The cost of having a will professionally drafted is modest in comparison to the delays, litigation costs, and family conflict that a defective will can generate. If you have not yet made a will, or if your existing will was drafted without legal assistance, it is worth reviewing it sooner rather than later.

Contact our team to draft or update your will.

Frequently Asked Questions

  1. What makes a will legally valid in South Africa?

    A valid will must comply with Section 2(1)(a) of the Wills Act 7 of 1953. The testator must be at least 16 years old, the will must be in writing, signed by the testator at the end and on every page, and witnessed by two competent persons who are both present at the same time. Beneficiaries under the will (and their spouses) may not act as witnesses.

  2. What happens if I die without a valid will in South Africa?

    Your estate will be distributed according to the Intestate Succession Act 81 of 1987. The Act prescribes a fixed order of inheritance based on your surviving family members. Unmarried life partners are not recognised as heirs under this Act, and your personal wishes cannot be taken into account.

  3. Can I use an online will template in South Africa?

    You may use a template, but doing so carries real risk. Online templates are frequently not drafted with South African law in mind, and even small errors in wording, witnessing, or signing can render a will invalid or open to dispute. Professional drafting by an attorney ensures compliance with the Wills Act and precise expression of your intentions.

  4. What happens to my children's inheritance if I don't include a testamentary trust in my will?

    If you leave assets directly to a minor child (under 18) without establishing a testamentary trust in your will, the executor is required to pay those assets into the Guardian's Fund, administered by the Master of the High Court. Access to those funds requires Master's approval for each withdrawal, and the investment returns are generally conservative.
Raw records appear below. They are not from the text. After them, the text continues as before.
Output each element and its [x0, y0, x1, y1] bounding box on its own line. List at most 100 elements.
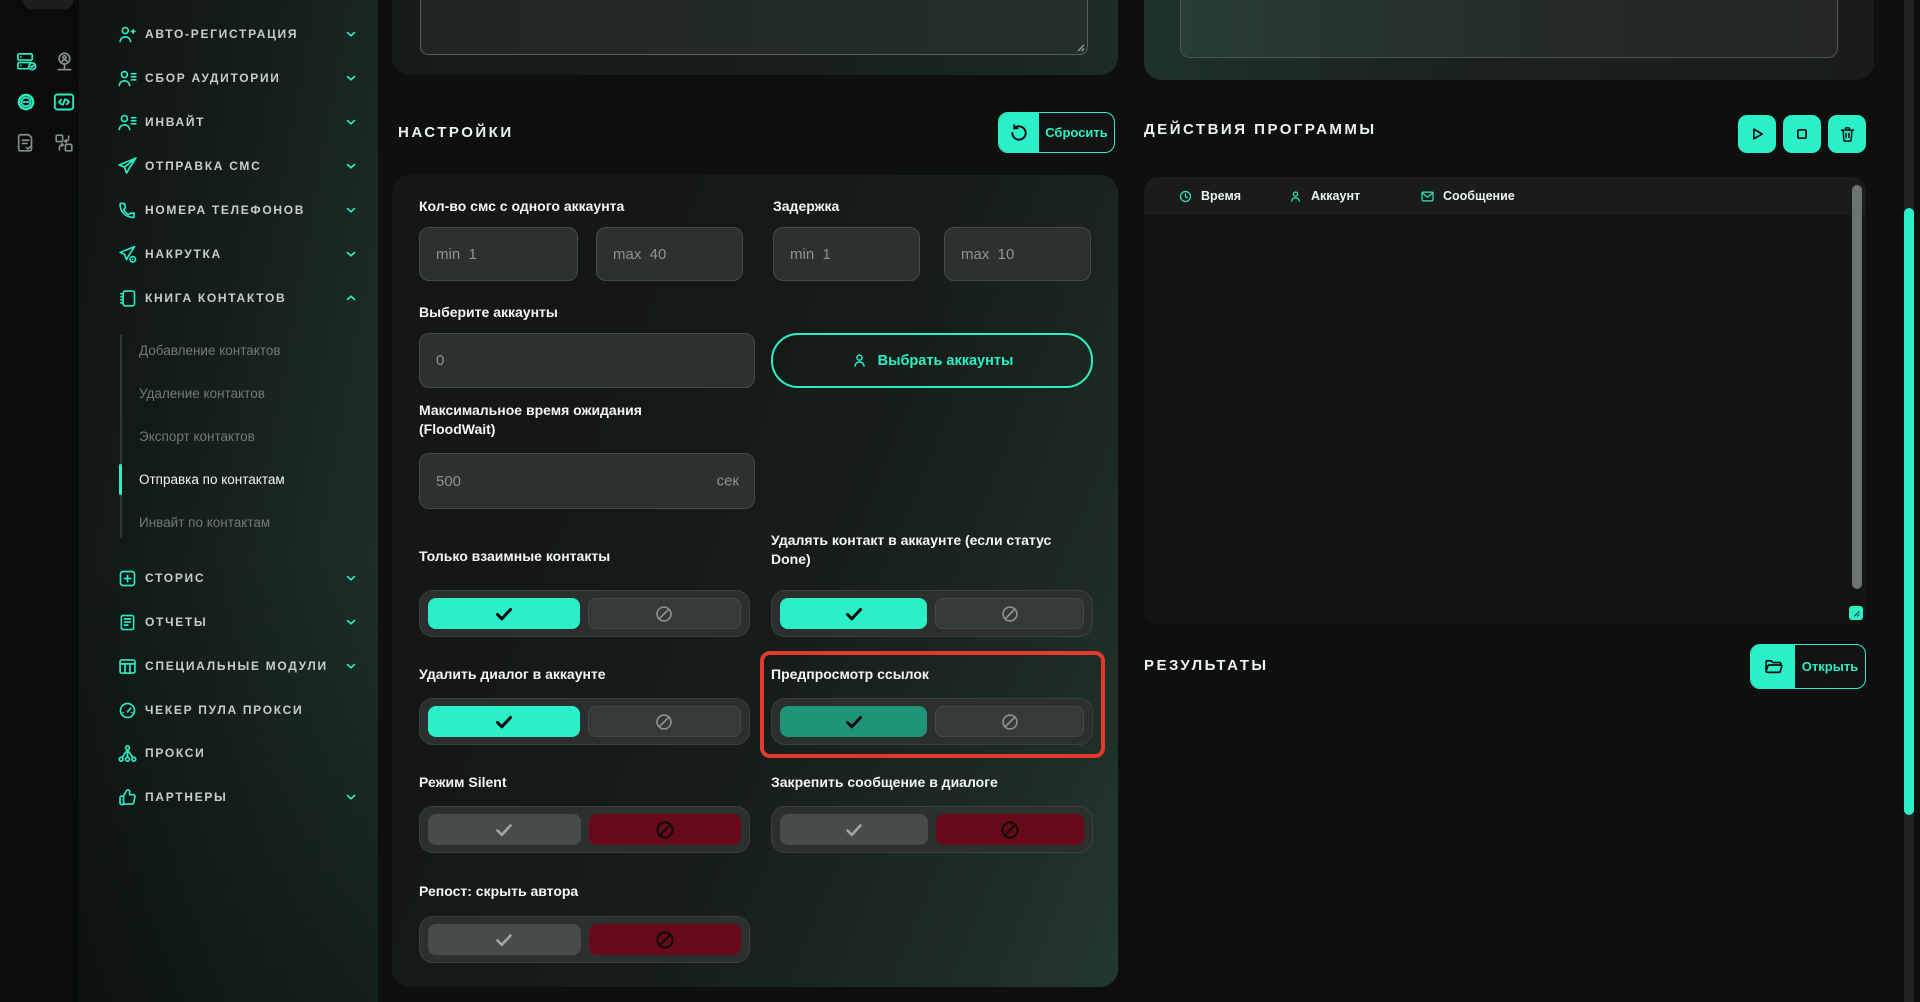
sidebar-item-partners[interactable]: ПАРТНЕРЫ [79, 775, 378, 819]
open-results-button[interactable]: Открыть [1750, 644, 1866, 689]
paper-plane-icon [117, 156, 138, 177]
toggle-yes-button[interactable] [780, 814, 928, 845]
toggle-yes-button[interactable] [428, 598, 580, 629]
delay-min-input[interactable] [773, 227, 920, 281]
sidebar-item-label: ПРОКСИ [145, 746, 205, 760]
sidebar-item-invite[interactable]: ИНВАЙТ [79, 100, 378, 144]
server-check-icon[interactable] [13, 48, 39, 74]
toggle-no-button[interactable] [589, 814, 742, 845]
resize-grip-icon[interactable] [1073, 40, 1085, 52]
toggle-yes-button[interactable] [780, 706, 927, 737]
column-account: Аккаунт [1288, 177, 1360, 215]
sidebar-item-phone-numbers[interactable]: НОМЕРА ТЕЛЕФОНОВ [79, 188, 378, 232]
actions-table-header: Время Аккаунт Сообщение [1144, 177, 1866, 215]
choose-accounts-label: Выбрать аккаунты [878, 353, 1014, 369]
message-textarea[interactable] [420, 0, 1088, 55]
sidebar-item-proxy[interactable]: ПРОКСИ [79, 731, 378, 775]
accounts-label: Выберите аккаунты [419, 303, 558, 322]
person-list-icon [117, 112, 138, 133]
code-window-icon[interactable] [51, 89, 77, 115]
sidebar-item-send-sms[interactable]: ОТПРАВКА СМС [79, 144, 378, 188]
check-icon [492, 602, 516, 626]
stop-icon [1792, 124, 1812, 144]
submenu-item-delete-contacts[interactable]: Удаление контактов [120, 372, 378, 415]
sidebar-item-label: НАКРУТКА [145, 247, 222, 261]
sidebar-item-auto-registration[interactable]: АВТО-РЕГИСТРАЦИЯ [79, 12, 378, 56]
person-plus-icon [117, 24, 138, 45]
chevron-down-icon [344, 203, 358, 217]
sidebar-item-label: ОТПРАВКА СМС [145, 159, 261, 173]
ban-icon [653, 928, 677, 952]
sidebar-item-audience[interactable]: СБОР АУДИТОРИИ [79, 56, 378, 100]
settings-card: Кол-во смс с одного аккаунта Задержка Вы… [392, 175, 1118, 987]
sidebar-item-label: ОТЧЕТЫ [145, 615, 207, 629]
sidebar-item-label: ЧЕКЕР ПУЛА ПРОКСИ [145, 703, 303, 717]
repost-hide-author-toggle [419, 916, 750, 963]
chevron-down-icon [344, 571, 358, 585]
pin-message-toggle [771, 806, 1093, 853]
right-top-textarea[interactable] [1180, 0, 1838, 58]
toggle-no-button[interactable] [589, 924, 742, 955]
sidebar-item-special-modules[interactable]: СПЕЦИАЛЬНЫЕ МОДУЛИ [79, 644, 378, 688]
stop-button[interactable] [1783, 115, 1821, 153]
plus-square-icon [117, 568, 138, 589]
sidebar-item-reports[interactable]: ОТЧЕТЫ [79, 600, 378, 644]
start-button[interactable] [1738, 115, 1776, 153]
notebook-icon [117, 288, 138, 309]
toggle-yes-button[interactable] [428, 706, 580, 737]
floodwait-input[interactable] [419, 453, 755, 509]
page-scrollbar-thumb[interactable] [1904, 208, 1914, 815]
toggle-no-button[interactable] [936, 814, 1084, 845]
reset-button[interactable]: Сбросить [998, 112, 1115, 153]
chevron-down-icon [344, 247, 358, 261]
choose-accounts-button[interactable]: Выбрать аккаунты [771, 333, 1093, 388]
swap-icon[interactable] [51, 130, 77, 156]
document-check-icon[interactable] [13, 130, 39, 156]
delay-max-input[interactable] [944, 227, 1091, 281]
ban-icon [998, 818, 1022, 842]
accounts-count-input[interactable] [419, 333, 755, 388]
chevron-down-icon [344, 115, 358, 129]
sidebar-item-label: НОМЕРА ТЕЛЕФОНОВ [145, 203, 305, 217]
thumbs-up-icon [117, 787, 138, 808]
toggle-no-button[interactable] [935, 706, 1084, 737]
pin-message-label: Закрепить сообщение в диалоге [771, 773, 1101, 792]
envelope-icon [1420, 189, 1435, 204]
toggle-no-button[interactable] [588, 706, 742, 737]
sidebar-item-label: СПЕЦИАЛЬНЫЕ МОДУЛИ [145, 659, 328, 673]
table-resize-handle[interactable] [1849, 606, 1863, 620]
ban-icon [653, 603, 675, 625]
sms-min-input[interactable] [419, 227, 578, 281]
sidebar-item-boost[interactable]: НАКРУТКА [79, 232, 378, 276]
table-scrollbar-thumb[interactable] [1852, 185, 1862, 589]
check-icon [492, 710, 516, 734]
toggle-no-button[interactable] [935, 598, 1084, 629]
ban-icon [999, 603, 1021, 625]
chevron-down-icon [344, 159, 358, 173]
gauge-icon [117, 700, 138, 721]
chevron-down-icon [344, 659, 358, 673]
sidebar-item-contact-book[interactable]: КНИГА КОНТАКТОВ [79, 276, 378, 320]
sidebar-item-stories[interactable]: СТОРИС [79, 556, 378, 600]
toggle-yes-button[interactable] [428, 924, 581, 955]
toggle-yes-button[interactable] [428, 814, 581, 845]
paper-plane-badge-icon [117, 244, 138, 265]
submenu-item-export-contacts[interactable]: Экспорт контактов [120, 415, 378, 458]
clear-button[interactable] [1828, 115, 1866, 153]
webcam-icon[interactable] [51, 48, 77, 74]
floodwait-suffix: сек [717, 473, 739, 490]
silent-mode-label: Режим Silent [419, 773, 507, 792]
chevron-down-icon [344, 615, 358, 629]
reset-label: Сбросить [1039, 113, 1114, 152]
toggle-yes-button[interactable] [780, 598, 927, 629]
toggle-no-button[interactable] [588, 598, 742, 629]
delay-label: Задержка [773, 197, 839, 216]
delete-dialog-toggle [419, 698, 750, 745]
sidebar-item-proxy-pool-checker[interactable]: ЧЕКЕР ПУЛА ПРОКСИ [79, 688, 378, 732]
submenu-item-send-by-contacts[interactable]: Отправка по контактам [120, 458, 378, 501]
submenu-item-add-contacts[interactable]: Добавление контактов [120, 329, 378, 372]
submenu-item-invite-by-contacts[interactable]: Инвайт по контактам [120, 501, 378, 544]
gear-icon[interactable] [13, 89, 39, 115]
sidebar-item-label: КНИГА КОНТАКТОВ [145, 291, 286, 305]
sms-max-input[interactable] [596, 227, 743, 281]
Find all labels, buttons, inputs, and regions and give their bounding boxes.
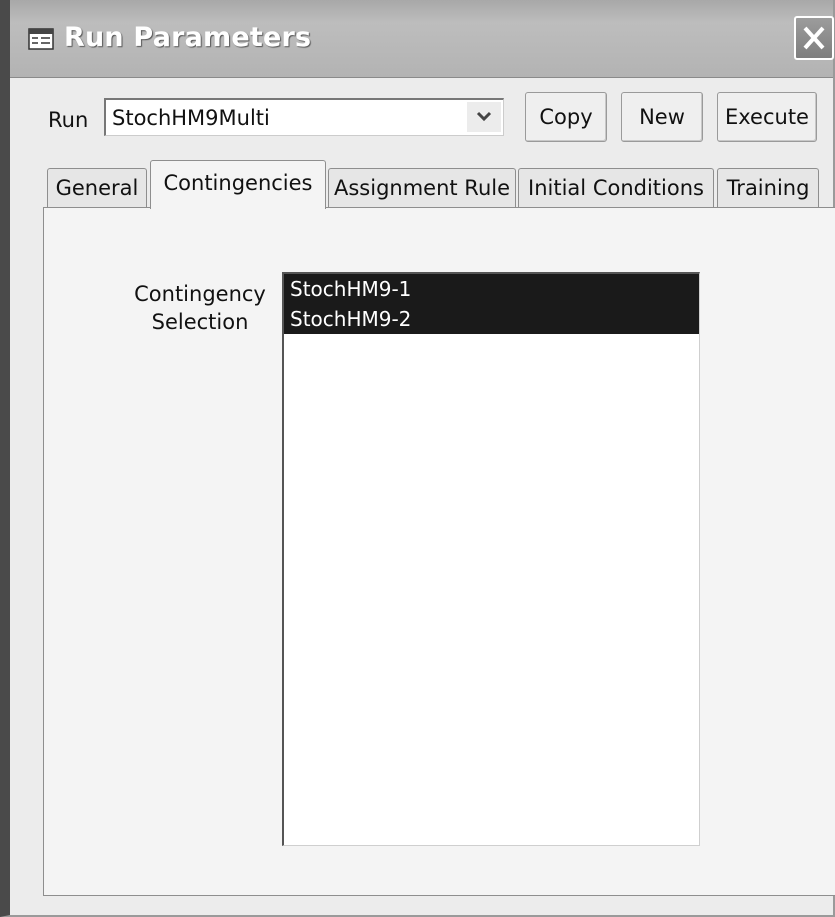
run-select[interactable]: StochHM9Multi xyxy=(104,98,504,136)
title-bar[interactable]: Run Parameters xyxy=(10,0,834,78)
new-button[interactable]: New xyxy=(621,92,703,142)
contingency-label-line2: Selection xyxy=(151,310,249,334)
contingency-selection-label: Contingency Selection xyxy=(110,280,290,336)
contingencies-panel: Contingency Selection StochHM9-1 StochHM… xyxy=(43,207,835,896)
tab-general[interactable]: General xyxy=(47,168,147,208)
chevron-down-icon xyxy=(476,111,492,122)
copy-button[interactable]: Copy xyxy=(525,92,607,142)
form-icon xyxy=(28,28,54,50)
close-button[interactable] xyxy=(794,16,834,60)
execute-button[interactable]: Execute xyxy=(717,92,817,142)
tab-training[interactable]: Training xyxy=(717,168,819,208)
contingency-listbox[interactable]: StochHM9-1 StochHM9-2 xyxy=(282,272,700,846)
run-label: Run xyxy=(48,108,89,132)
tab-contingencies[interactable]: Contingencies xyxy=(150,160,326,209)
list-item[interactable]: StochHM9-1 xyxy=(284,274,699,304)
tab-initial-conditions[interactable]: Initial Conditions xyxy=(518,168,714,208)
window-title: Run Parameters xyxy=(64,22,312,53)
list-item[interactable]: StochHM9-2 xyxy=(284,304,699,334)
run-select-dropdown-button[interactable] xyxy=(467,102,501,132)
run-select-value: StochHM9Multi xyxy=(112,106,270,130)
run-parameters-window: Run Parameters Run StochHM9Multi Copy Ne… xyxy=(0,0,835,917)
tab-assignment-rule[interactable]: Assignment Rule xyxy=(328,168,516,208)
close-icon xyxy=(803,26,825,50)
contingency-label-line1: Contingency xyxy=(134,282,266,306)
A testamentary trust allows you to appoint your own trustees and set the terms on which your children's inheritance is managed.

  5. How long does it take to wind up a deceased estate in South Africa?

    A straightforward estate with a valid will generally takes between nine and 15 months to finalise under the Administration of Estates Act 66 of 1965. Disputes over the validity or interpretation of a will extend this timeline, often significantly, and may require court proceedings.